The Senate passes the Social Security Fairness Act

The Senate passes the Social Security Fairness Act



CNN

The U.S. Senate passed a bipartisan bill early Saturday to increase Social Security benefits for nearly three million federal, state and local public workers, including firefighters, police officers and teachers.

In the roll-call vote, 76 senators voted in favor of the bill and 20 senators voted against it.

If the bill is signed by President Joe Biden, it would apply to all benefits payable after December 2023.

The Social Security Fairness Act, which passed the House of Representatives with overwhelming bipartisan support back in November, repeals two policies that have reduced Social Security benefits for public workers. The affected employees are these who are entitled to state pensions from jobs in which they did not pay into social security, but who paid into the program through other jobs or whose spouses did.

The first is the Windfall Elimination Provision (WEP). “The WEP reduces benefits for retired or disabled workers who have earned significant income from Social Security employment for less than 30 years if they also receive pensions based on non-Social Security employment,” according to the Congressional Budget Office.

The second provision to be eliminated is the Government Pension Offset (GPO). “The GPO reduces the spousal or survivor benefits of individuals receiving pensions based on uninsured employment,” CBO noted.

Americans can receive retirement benefits if they have paid into Social Security for at least 10 years and continue to do so are also eligible for spousal or survivor benefits if their spouse paid into the program.

The Congressional Research Service estimates that “the two largest groups of Social Security recipients potentially (or currently) affected by GPO and WEP are (1) approximately 28% of state and local government employees covered by alternative retirement plans; and (2) most permanent civilian federal employees hired before January 1, 1984.”

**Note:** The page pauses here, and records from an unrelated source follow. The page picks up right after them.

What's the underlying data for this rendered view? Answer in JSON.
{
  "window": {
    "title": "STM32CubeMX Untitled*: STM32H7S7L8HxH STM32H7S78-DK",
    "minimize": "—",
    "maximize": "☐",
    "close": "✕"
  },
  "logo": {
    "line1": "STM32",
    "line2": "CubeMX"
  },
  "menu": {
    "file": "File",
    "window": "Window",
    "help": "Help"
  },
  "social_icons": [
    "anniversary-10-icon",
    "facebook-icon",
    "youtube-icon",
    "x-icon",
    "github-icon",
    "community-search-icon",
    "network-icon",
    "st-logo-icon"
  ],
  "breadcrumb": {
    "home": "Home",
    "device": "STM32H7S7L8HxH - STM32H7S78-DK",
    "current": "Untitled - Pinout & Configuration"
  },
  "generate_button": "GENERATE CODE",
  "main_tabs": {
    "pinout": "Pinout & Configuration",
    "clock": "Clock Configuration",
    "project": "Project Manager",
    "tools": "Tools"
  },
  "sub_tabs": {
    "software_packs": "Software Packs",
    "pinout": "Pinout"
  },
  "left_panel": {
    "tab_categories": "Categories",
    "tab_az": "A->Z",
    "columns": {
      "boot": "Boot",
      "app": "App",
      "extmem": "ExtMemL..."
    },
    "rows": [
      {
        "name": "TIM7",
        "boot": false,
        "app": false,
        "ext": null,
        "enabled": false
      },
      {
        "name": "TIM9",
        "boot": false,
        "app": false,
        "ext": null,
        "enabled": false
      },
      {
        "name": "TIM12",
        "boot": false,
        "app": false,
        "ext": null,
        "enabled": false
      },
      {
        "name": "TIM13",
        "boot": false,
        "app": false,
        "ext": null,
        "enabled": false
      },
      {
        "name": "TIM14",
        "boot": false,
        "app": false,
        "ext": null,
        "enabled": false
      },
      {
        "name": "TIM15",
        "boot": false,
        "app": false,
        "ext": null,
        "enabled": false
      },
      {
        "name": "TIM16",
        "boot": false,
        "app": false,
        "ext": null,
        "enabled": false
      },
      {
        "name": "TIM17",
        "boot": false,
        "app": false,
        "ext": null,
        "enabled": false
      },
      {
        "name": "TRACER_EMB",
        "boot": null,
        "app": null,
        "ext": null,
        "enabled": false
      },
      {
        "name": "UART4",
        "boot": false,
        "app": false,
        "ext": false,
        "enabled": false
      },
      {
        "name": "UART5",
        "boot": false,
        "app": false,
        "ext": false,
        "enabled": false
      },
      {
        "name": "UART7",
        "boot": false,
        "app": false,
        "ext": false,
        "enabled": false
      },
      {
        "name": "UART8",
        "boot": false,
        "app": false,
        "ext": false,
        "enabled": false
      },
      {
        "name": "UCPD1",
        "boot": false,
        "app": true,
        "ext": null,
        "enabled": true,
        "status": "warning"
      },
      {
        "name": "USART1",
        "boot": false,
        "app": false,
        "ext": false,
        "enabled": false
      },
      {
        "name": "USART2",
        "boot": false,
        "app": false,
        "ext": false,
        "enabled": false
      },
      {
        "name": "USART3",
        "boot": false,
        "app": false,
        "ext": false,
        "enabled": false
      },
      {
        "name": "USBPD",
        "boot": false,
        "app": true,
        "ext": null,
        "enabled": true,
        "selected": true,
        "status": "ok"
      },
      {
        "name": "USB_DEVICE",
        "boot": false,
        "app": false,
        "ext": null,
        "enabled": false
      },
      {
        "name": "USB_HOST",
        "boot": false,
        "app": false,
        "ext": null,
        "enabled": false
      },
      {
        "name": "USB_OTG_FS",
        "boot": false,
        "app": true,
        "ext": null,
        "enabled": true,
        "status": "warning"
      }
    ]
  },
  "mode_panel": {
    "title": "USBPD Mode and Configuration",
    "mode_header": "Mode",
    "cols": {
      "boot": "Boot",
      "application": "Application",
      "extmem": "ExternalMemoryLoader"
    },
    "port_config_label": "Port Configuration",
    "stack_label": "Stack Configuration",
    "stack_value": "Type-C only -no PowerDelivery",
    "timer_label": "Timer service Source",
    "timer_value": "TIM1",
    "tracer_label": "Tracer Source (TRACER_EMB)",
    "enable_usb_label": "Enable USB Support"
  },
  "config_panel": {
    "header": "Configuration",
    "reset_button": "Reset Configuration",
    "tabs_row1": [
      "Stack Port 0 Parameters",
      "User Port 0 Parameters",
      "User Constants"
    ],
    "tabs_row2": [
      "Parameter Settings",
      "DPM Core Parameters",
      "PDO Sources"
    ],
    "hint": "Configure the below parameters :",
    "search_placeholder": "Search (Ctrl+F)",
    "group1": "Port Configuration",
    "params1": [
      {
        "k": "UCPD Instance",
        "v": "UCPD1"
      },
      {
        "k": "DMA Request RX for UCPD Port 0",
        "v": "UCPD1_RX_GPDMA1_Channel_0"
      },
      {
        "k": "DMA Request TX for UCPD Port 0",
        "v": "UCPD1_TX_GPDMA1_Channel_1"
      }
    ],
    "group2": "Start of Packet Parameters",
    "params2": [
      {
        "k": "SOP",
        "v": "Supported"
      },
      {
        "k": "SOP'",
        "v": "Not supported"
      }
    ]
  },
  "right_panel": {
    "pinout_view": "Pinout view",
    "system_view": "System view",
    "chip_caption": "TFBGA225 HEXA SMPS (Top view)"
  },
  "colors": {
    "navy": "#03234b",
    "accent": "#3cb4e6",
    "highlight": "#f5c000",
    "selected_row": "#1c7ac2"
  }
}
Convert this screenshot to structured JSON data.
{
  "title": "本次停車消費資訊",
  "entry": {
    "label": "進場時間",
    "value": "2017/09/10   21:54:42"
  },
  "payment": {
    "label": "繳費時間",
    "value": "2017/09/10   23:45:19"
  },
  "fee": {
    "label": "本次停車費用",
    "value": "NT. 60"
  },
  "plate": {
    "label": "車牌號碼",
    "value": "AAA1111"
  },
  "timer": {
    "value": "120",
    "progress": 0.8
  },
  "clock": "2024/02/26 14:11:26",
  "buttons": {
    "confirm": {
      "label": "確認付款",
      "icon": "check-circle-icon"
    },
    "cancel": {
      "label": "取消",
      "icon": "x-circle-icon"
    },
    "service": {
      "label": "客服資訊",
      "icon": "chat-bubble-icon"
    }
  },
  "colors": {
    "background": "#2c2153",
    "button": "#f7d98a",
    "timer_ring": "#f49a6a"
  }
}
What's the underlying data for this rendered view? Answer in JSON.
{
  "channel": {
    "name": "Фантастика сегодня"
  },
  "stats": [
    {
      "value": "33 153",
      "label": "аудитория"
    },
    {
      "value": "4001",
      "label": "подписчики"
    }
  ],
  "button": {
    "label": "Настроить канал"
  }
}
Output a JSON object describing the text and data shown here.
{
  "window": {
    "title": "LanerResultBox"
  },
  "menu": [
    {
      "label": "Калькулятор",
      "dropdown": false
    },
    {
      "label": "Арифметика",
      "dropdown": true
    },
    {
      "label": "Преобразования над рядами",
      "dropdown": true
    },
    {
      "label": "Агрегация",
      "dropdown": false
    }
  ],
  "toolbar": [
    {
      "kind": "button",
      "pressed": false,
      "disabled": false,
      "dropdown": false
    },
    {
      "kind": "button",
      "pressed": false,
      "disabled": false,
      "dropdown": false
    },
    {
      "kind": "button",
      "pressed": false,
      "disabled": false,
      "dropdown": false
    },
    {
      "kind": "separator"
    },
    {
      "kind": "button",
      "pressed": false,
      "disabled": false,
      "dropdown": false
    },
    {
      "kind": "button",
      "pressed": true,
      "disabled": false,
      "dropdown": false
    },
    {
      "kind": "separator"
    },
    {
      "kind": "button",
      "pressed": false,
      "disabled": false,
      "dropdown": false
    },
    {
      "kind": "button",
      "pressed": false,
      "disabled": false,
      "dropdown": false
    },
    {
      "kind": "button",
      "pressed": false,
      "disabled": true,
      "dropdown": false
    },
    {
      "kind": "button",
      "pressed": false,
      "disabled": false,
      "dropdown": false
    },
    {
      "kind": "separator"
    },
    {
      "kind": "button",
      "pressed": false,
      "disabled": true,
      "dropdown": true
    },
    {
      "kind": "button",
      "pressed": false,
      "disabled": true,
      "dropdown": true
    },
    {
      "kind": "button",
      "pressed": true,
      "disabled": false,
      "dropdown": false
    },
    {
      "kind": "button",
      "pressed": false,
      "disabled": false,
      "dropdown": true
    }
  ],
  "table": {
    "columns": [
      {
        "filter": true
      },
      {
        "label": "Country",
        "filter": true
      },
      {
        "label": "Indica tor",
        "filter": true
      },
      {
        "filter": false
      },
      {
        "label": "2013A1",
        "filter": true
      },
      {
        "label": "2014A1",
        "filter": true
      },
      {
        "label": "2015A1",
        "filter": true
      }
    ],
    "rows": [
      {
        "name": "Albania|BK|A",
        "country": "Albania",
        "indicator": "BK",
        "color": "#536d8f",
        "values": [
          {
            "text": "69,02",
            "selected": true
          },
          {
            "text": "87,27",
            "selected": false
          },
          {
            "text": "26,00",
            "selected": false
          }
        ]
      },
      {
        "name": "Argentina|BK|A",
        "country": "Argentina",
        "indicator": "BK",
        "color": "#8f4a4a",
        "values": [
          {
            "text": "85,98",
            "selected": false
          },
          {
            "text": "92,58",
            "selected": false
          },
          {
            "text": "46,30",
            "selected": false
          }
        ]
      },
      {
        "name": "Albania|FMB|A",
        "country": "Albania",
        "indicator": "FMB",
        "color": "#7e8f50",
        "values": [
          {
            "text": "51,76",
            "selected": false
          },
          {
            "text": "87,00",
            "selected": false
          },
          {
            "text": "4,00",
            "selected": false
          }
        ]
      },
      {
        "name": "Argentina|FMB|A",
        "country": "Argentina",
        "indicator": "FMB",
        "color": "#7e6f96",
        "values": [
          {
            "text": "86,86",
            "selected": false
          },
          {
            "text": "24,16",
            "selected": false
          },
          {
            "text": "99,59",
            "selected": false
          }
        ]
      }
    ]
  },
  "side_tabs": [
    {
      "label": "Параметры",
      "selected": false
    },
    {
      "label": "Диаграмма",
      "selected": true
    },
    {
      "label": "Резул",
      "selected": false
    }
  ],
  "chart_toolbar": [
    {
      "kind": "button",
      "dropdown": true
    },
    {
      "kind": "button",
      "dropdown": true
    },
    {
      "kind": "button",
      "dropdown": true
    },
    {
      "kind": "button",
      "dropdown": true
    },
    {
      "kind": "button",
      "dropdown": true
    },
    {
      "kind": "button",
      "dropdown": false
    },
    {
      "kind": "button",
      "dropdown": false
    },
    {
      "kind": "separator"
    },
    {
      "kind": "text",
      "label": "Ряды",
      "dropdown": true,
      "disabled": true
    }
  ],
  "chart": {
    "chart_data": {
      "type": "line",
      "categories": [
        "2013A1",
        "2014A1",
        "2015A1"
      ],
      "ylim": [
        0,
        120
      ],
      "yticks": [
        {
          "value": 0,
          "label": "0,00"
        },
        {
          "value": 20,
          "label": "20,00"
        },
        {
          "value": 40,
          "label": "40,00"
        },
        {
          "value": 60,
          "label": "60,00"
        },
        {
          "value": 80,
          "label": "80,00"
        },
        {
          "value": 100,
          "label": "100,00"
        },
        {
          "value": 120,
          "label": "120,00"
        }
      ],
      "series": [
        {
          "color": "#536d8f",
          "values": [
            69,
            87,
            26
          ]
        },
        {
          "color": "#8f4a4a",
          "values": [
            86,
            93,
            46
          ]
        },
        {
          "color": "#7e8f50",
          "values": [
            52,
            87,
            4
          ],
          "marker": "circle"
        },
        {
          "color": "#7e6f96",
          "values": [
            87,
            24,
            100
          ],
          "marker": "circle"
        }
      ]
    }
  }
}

The bill’s key co-sponsors — outgoing Democratic Sen. Sherrod Brown of Ohio and Republican Sen. Susan Collins of Maine — have stressed that the alternative formulas for determining Social Security benefits for retired public workers penalize them for choosing to serve their communities decided.

Before a procedural vote earlier this week, Collins told the story of a retired public school teacher in Bangor, Maine, who returned to the workforce at age 72 after her husband — who paid Social Security for 40 years — died because of her The survivor benefits were reduced by two-thirds due to the GPO provision. “She no longer had the financial security to remain retired,” Collins said.

After Saturday’s final vote, she noted in a statement: “In 2003, I first held a Senate hearing on the WEP and the GPO, and I am pleased that these unfair provisions in our Social Security system will finally be abolished.”

Critics of the law point out that it is unpaid and say: it will accelerate Social Security’s insolvency date.

The CBO estimates the legislation will cost nearly $200 billion over 10 years. Currently, the Social Security Trust Fund is on track to become insolvent by 2033 – or, if combined with the Disability Trust Fund, by 2035. At that point, the system will only have enough revenue left to cover 83% of the total promised benefits to be paid out to everyone unless there are reforms in Congress first.

The Committee for a Responsible Federal Budget estimates that the SSFA could advance the program’s insolvency date by six months.

Critics who believe the WEP provisions should be reformed but not abolished claim that “they are a reasonable means of preventing the payment of overly generous and unintended benefits to certain workers who would otherwise be covered by the regular Social Security benefit formula.” would benefit,” according to the Congressional Research Service.